Suzuki I, Fink P J
Department of Immunology, University of Washington, Seattle, Washington 98195, USA.
J Exp Med. 1998 Jan 5;187(1):123-8. doi: 10.1084/jem.187.1.123.
Fas ligand (FasL/CD95L) is best known for its role in delivering apoptotic signals through its receptor, Fas (APO-1/CD95). In this study, we present evidence that FasL has a second role as a signaling receptor. Alloantigen-specific proliferation by multiple FasL- murine CTL lines is depressed compared to that of FasL+ CTL lines. FasL- CTLs kill efficiently on a per recovered cell basis and can achieve wild-type levels of proliferation upon stimulation by optimal doses of anti-CD3, suggesting the lack of a costimulatory signal during antigen stimulation. To test this hypothesis directly, soluble FasIgG, a fusion protein of murine Fas and human IgG1, was added to FasL+ CTLs to demonstrate that blocking cell surface Fas-FasL interactions mimics the depression observed for FasL- CTLs. In addition, plate-bound FasIgG in conjunction with suboptimal anti-CD3 stimulation augments proliferative signals in FasL+ but not FasL- CTLs. In contrast to these results with CD8+ T cells, alloantigen-stimulated FasL- CD4+ T cells proliferate vigorously compared to FasL+ cells. These data demonstrate that reverse signaling through FasL is required for CTLs to achieve maximal proliferation and may provide clues to differences in the homeostatic regulation of activated CD4+ and CD8+ T cells during an immune response.
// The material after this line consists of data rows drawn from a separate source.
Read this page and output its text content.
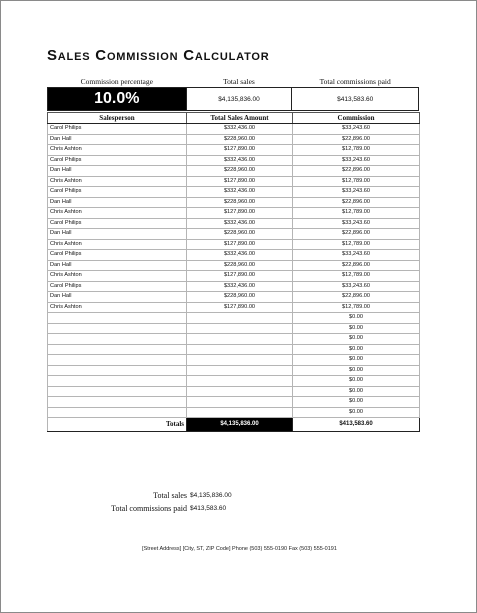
Sales Commission Calculator
Commission percentage	Total sales	Total commissions paid
10.0%	$4,135,836.00	$413,583.60
Salesperson	Total Sales Amount	Commission
Carol Philips	$332,436.00	$33,243.60
Dan Hall	$228,960.00	$22,896.00
Chris Ashton	$127,890.00	$12,789.00
Carol Philips	$332,436.00	$33,243.60
Dan Hall	$228,960.00	$22,896.00
Chris Ashton	$127,890.00	$12,789.00
Carol Philips	$332,436.00	$33,243.60
Dan Hall	$228,960.00	$22,896.00
Chris Ashton	$127,890.00	$12,789.00
Carol Philips	$332,436.00	$33,243.60
Dan Hall	$228,960.00	$22,896.00
Chris Ashton	$127,890.00	$12,789.00
Carol Philips	$332,436.00	$33,243.60
Dan Hall	$228,960.00	$22,896.00
Chris Ashton	$127,890.00	$12,789.00
Carol Philips	$332,436.00	$33,243.60
Dan Hall	$228,960.00	$22,896.00
Chris Ashton	$127,890.00	$12,789.00
		$0.00
		$0.00
		$0.00
		$0.00
		$0.00
		$0.00
		$0.00
		$0.00
		$0.00
		$0.00
Totals	$4,135,836.00	$413,583.60
Total sales $4,135,836.00
Total commissions paid $413,583.60
[Street Address] [City, ST, ZIP Code] Phone (503) 555-0190 Fax (503) 555-0191
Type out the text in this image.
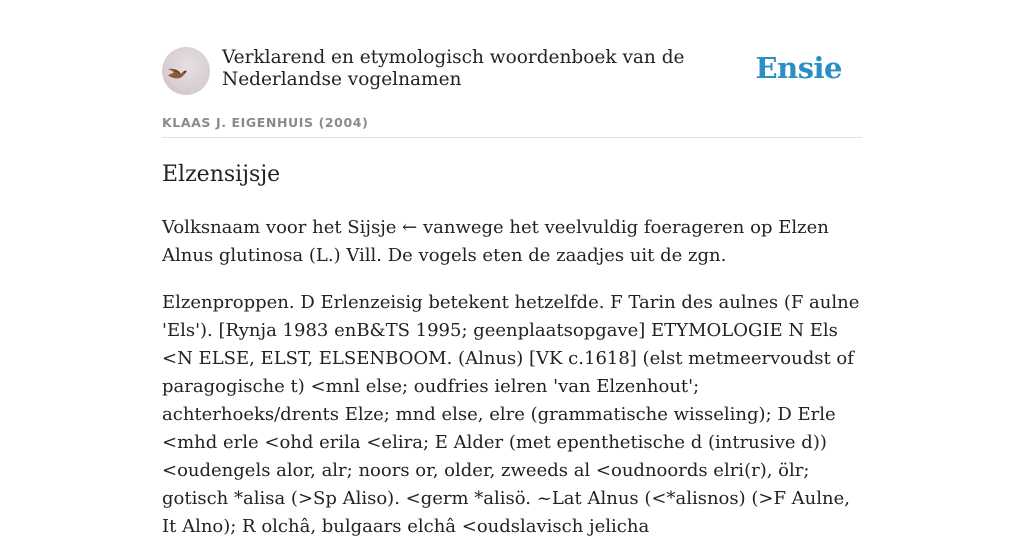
Verklarend en etymologisch woordenboek van de Nederlandse vogelnamen	Ensie
KLAAS J. EIGENHUIS (2004)
Elzensijsje

Volksnaam voor het Sijsje ← vanwege het veelvuldig foerageren op Elzen Alnus glutinosa (L.) Vill. De vogels eten de zaadjes uit de zgn.

Elzenproppen. D Erlenzeisig betekent hetzelfde. F Tarin des aulnes (F aulne 'Els'). [Rynja 1983 enB&TS 1995; geenplaatsopgave] ETYMOLOGIE N Els <N ELSE, ELST, ELSENBOOM. (Alnus) [VK c.1618] (elst metmeervoudst of paragogische t) <mnl else; oudfries ielren 'van Elzenhout'; achterhoeks/drents Elze; mnd else, elre (grammatische wisseling); D Erle <mhd erle <ohd erila <elira; E Alder (met epenthetische d (intrusive d)) <oudengels alor, alr; noors or, older, zweeds al <oudnoords elri(r), ölr; gotisch *alisa (>Sp Aliso). <germ *alisö. ~Lat Alnus (<*alisnos) (>F Aulne, It Alno); R olchâ, bulgaars elchâ <oudslavisch jelicha
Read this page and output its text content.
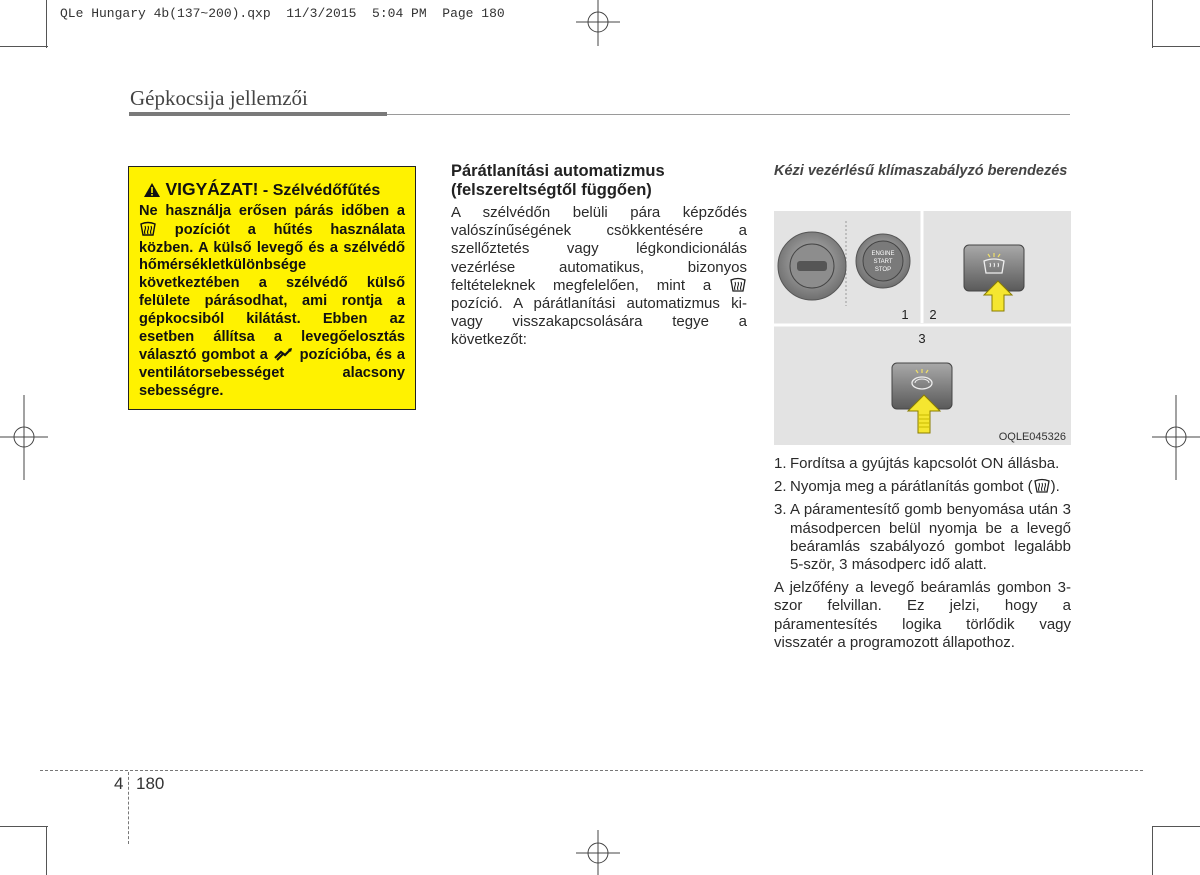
QLe Hungary 4b(137~200).qxp  11/3/2015  5:04 PM  Page 180
Gépkocsija jellemzői
VIGYÁZAT! - Szélvédőfűtés
Ne használja erősen párás időben a  pozíciót a hűtés használata közben. A külső levegő és a szélvédő hőmérsékletkülönbsége következtében a szélvédő külső felülete párásodhat, ami rontja a gépkocsiból kilátást. Ebben az esetben állítsa a levegőelosztás választó gombot a  pozícióba, és a ventilátorsebességet alacsony sebességre.
Párátlanítási automatizmus (felszereltségtől függően)
A szélvédőn belüli pára képződés valószínűségének csökkentésére a szellőztetés vagy légkondicionálás vezérlése automatikus, bizonyos feltételeknek megfelelően, mint a  pozíció. A párátlanítási automatizmus ki- vagy visszakapcsolására tegye a következőt:
Kézi vezérlésű klímaszabályzó berendezés
ENGINE
START
STOP
1 2
3
OQLE045326
1. Fordítsa a gyújtás kapcsolót ON állásba.
2. Nyomja meg a párátlanítás gombot ( ).
3. A páramentesítő gomb benyomása után 3 másodpercen belül nyomja be a levegő beáramlás szabályozó gombot legalább 5-ször, 3 másodperc idő alatt.
A jelzőfény a levegő beáramlás gombon 3-szor felvillan. Ez jelzi, hogy a páramentesítés logika törlődik vagy visszatér a programozott állapothoz.
4 180
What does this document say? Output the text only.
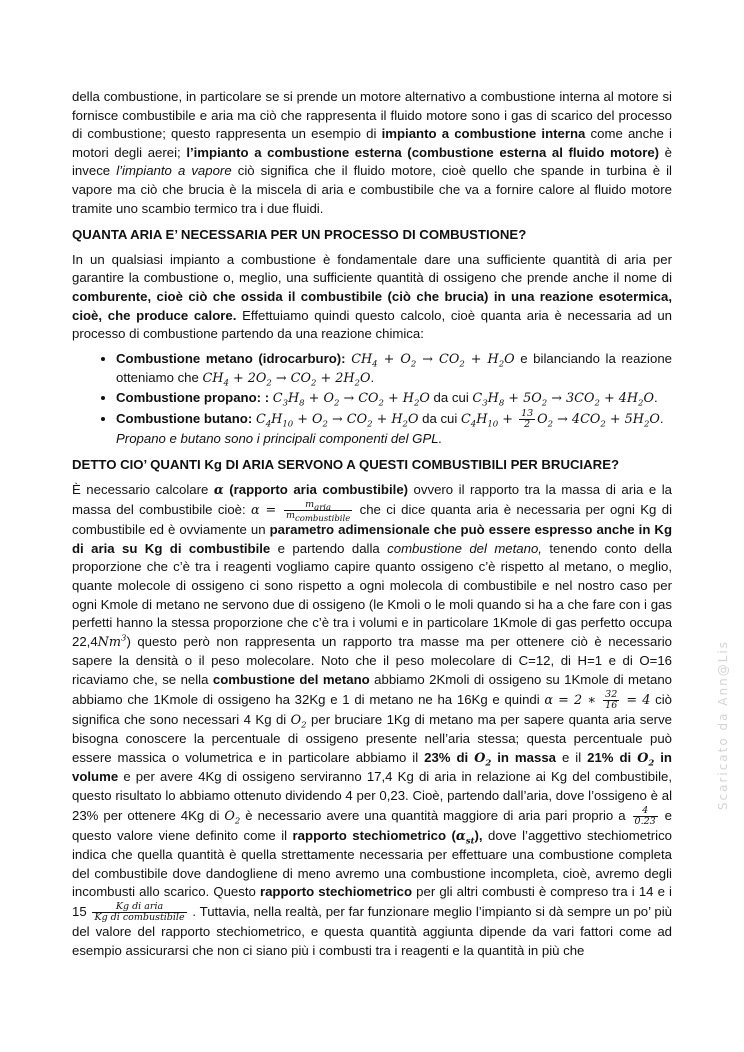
della combustione, in particolare se si prende un motore alternativo a combustione interna al motore si fornisce combustibile e aria ma ciò che rappresenta il fluido motore sono i gas di scarico del processo di combustione; questo rappresenta un esempio di impianto a combustione interna come anche i motori degli aerei; l’impianto a combustione esterna (combustione esterna al fluido motore) è invece l’impianto a vapore ciò significa che il fluido motore, cioè quello che spande in turbina è il vapore ma ciò che brucia è la miscela di aria e combustibile che va a fornire calore al fluido motore tramite uno scambio termico tra i due fluidi.

QUANTA ARIA E’ NECESSARIA PER UN PROCESSO DI COMBUSTIONE?

In un qualsiasi impianto a combustione è fondamentale dare una sufficiente quantità di aria per garantire la combustione o, meglio, una sufficiente quantità di ossigeno che prende anche il nome di comburente, cioè ciò che ossida il combustibile (ciò che brucia) in una reazione esotermica, cioè, che produce calore. Effettuiamo quindi questo calcolo, cioè quanta aria è necessaria ad un processo di combustione partendo da una reazione chimica:

• Combustione metano (idrocarburo): $CH_4 + O_2 \to CO_2 + H_2O$ e bilanciando la reazione otteniamo che $CH_4 + 2O_2 \to CO_2 + 2H_2O$.
• Combustione propano: : $C_3H_8 + O_2 \to CO_2 + H_2O$ da cui $C_3H_8 + 5O_2 \to 3CO_2 + 4H_2O$.
• Combustione butano: $C_4H_{10} + O_2 \to CO_2 + H_2O$ da cui $C_4H_{10} + \frac{13}{2} O_2 \to 4CO_2 + 5H_2O$.
Propano e butano sono i principali componenti del GPL.
DETTO CIO’ QUANTI Kg DI ARIA SERVONO A QUESTI COMBUSTIBILI PER BRUCIARE?

È necessario calcolare α (rapporto aria combustibile) ovvero il rapporto tra la massa di aria e la massa del combustibile cioè: $\alpha = \frac{m_{aria}}{m_{combustibile}}$ che ci dice quanta aria è necessaria per ogni Kg di combustibile ed è ovviamente un parametro adimensionale che può essere espresso anche in Kg di aria su Kg di combustibile e partendo dalla combustione del metano, tenendo conto della proporzione che c’è tra i reagenti vogliamo capire quanto ossigeno c’è rispetto al metano, o meglio, quante molecole di ossigeno ci sono rispetto a ogni molecola di combustibile e nel nostro caso per ogni Kmole di metano ne servono due di ossigeno (le Kmoli o le moli quando si ha a che fare con i gas perfetti hanno la stessa proporzione che c’è tra i volumi e in particolare 1Kmole di gas perfetto occupa 22,4Nm$^3$) questo però non rappresenta un rapporto tra masse ma per ottenere ciò è necessario sapere la densità o il peso molecolare. Noto che il peso molecolare di C=12, di H=1 e di O=16 ricaviamo che, se nella combustione del metano abbiamo 2Kmoli di ossigeno su 1Kmole di metano abbiamo che 1Kmole di ossigeno ha 32Kg e 1 di metano ne ha 16Kg e quindi α = 2 ∗ $\frac{32}{16} = 4$ ciò significa che sono necessari 4 Kg di $O_2$ per bruciare 1Kg di metano ma per sapere quanta aria serve bisogna conoscere la percentuale di ossigeno presente nell’aria stessa; questa percentuale può essere massica o volumetrica e in particolare abbiamo il 23% di $O_2$ in massa e il 21% di $O_2$ in volume e per avere 4Kg di ossigeno serviranno 17,4 Kg di aria in relazione ai Kg del combustibile, questo risultato lo abbiamo ottenuto dividendo 4 per 0,23. Cioè, partendo dall’aria, dove l’ossigeno è al 23% per ottenere 4Kg di $O_2$ è necessario avere una quantità maggiore di aria pari proprio a $\frac{4}{0.23}$ e questo valore viene definito come il rapporto stechiometrico $(\alpha_{st})$, dove l’aggettivo stechiometrico indica che quella quantità è quella strettamente necessaria per effettuare una combustione completa del combustibile dove dandogliene di meno avremo una combustione incompleta, cioè, avremo degli incombusti allo scarico. Questo rapporto stechiometrico per gli altri combusti è compreso tra i 14 e i $15 \frac{\text{Kg di aria}}{\text{Kg di combustibile}}$ . Tuttavia, nella realtà, per far funzionare meglio l’impianto si dà sempre un po’ più del valore del rapporto stechiometrico, e questa quantità aggiunta dipende da vari fattori come ad esempio assicurarsi che non ci siano più i combusti tra i reagenti e la quantità in più che

Scaricato da Ann@Lis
Fas配体(FasL/CD95L)最为人所知的作用是通过其受体Fas(APO-1/CD95)传递凋亡信号。在本研究中,我们提供证据表明FasL作为信号受体还有第二种作用。与FasL+细胞毒性T淋巴细胞(CTL)系相比,多个FasL-小鼠CTL系的同种抗原特异性增殖受到抑制。FasL-CTLs在每个回收细胞的基础上能有效杀伤,并且在最佳剂量的抗CD3刺激下可达到野生型增殖水平,这表明在抗原刺激过程中缺乏共刺激信号。为了直接验证这一假设,将可溶性FasIgG(一种小鼠Fas与人IgG1的融合蛋白)添加到FasL+CTLs中,以证明阻断细胞表面Fas-FasL相互作用可模拟FasL-CTLs中观察到的增殖抑制。此外,平板结合的FasIgG与次优抗CD3刺激相结合,可增强FasL+而非FasL-CTLs中的增殖信号。与这些CD8+T细胞的结果相反,与FasL+细胞相比,同种抗原刺激的FasL-CD4+T细胞能强烈增殖。这些数据表明,CTLs要实现最大增殖需要通过FasL进行反向信号传导,这可能为免疫反应过程中活化的CD4+和CD8+T细胞稳态调节差异提供线索。